Deaccessioning is proscribed in the case of ‘financially motivated disposals’ by the Museum Accreditation scheme run by Arts Council England (and the RA’s accredited status would, in theory, prohibit it from making such a sale). It is a fundamental tenet of the sector that museums act as custodians of their collections for a public that encompasses future generations. If museum collections were to become assets to be liquidated on the open market whenever revenues plummeted, they would start to resemble the corporate collections, so readily dispersed, that Melanie Gerlis writes about in the October 2020 issue of Apollo. Then again, if large arts institutions are compelled to make large numbers of employees redundant during a crisis, perhaps they already coincide more closely with private companies than they would care to admit. Either way, setting people against objects makes for a grim discussion; museums should be places that open up the inexhaustible relations between people and objects, not the competition between them.
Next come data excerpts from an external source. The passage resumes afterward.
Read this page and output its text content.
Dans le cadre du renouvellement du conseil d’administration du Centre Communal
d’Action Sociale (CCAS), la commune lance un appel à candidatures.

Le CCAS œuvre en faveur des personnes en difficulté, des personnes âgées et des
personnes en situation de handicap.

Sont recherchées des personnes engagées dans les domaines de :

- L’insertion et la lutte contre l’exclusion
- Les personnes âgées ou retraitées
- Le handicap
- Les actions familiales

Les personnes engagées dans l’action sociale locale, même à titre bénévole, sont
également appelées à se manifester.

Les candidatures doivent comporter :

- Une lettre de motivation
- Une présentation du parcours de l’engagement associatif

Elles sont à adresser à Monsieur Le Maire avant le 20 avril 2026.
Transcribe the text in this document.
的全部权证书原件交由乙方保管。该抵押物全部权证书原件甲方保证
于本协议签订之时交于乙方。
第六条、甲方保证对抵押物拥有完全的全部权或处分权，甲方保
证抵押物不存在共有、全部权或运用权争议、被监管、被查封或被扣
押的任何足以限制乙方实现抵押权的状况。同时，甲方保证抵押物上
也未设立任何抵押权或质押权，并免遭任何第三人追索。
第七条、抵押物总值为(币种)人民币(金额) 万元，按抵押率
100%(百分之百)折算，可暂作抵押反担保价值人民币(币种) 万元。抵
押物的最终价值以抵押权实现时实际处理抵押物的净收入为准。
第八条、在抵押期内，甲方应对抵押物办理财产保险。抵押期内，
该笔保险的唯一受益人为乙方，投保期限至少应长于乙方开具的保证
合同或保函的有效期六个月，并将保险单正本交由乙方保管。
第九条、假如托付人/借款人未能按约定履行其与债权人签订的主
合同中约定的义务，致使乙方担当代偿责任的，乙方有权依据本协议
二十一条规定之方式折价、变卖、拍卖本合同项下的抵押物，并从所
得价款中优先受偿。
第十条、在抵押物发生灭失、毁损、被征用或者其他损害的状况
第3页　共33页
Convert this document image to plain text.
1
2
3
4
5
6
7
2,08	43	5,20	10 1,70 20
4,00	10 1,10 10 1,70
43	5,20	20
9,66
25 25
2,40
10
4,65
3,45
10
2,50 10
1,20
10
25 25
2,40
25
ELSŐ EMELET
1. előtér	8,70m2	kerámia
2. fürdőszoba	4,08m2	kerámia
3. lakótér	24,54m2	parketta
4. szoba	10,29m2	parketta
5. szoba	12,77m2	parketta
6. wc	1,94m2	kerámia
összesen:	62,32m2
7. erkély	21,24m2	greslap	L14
Is it too outlandish to suggest that museums with the holdings to do so, and in financial peril, might leverage a handful of works rather than selling them? That the Taddei Tondo – for example, and notwithstanding its fragile condition – could be loaned to a private individual for an extended period in return for a meaningful fee? It is an unseemly proposition, perhaps, but one made in the belief that this too shall pass, and that a temporary sacrifice might safeguard livelihoods now and objects for the future. There is a precedent here, too, or at least a counterpart in the context of accessioning: in 2015, the National Gallery was able to acquire a panel painting by Giovanni da Rimini thanks to a donation from Ronald S. Lauder, on the agreement that Lauder has possession of the work, but that it will be displayed regularly in the gallery, during his lifetime.

Since the crisis began, the Association of American Art Directors has relaxed its rules on deaccessioning. Previously, museums could only sell works in order to raise funds for new acquisitions; until 2022, they will be allowed to ‘use the proceeds from deaccessioned art to pay for expenses associated with the direct care of collections’ – as the Brooklyn Museum stated it would do in announcing the sale of 12 Old Master paintings, including the only Cranach in its collection, to establish a fund that is projected to raise $2m for collection care annually. We are in uncharted territory; navigating it will not be a comfortable experience.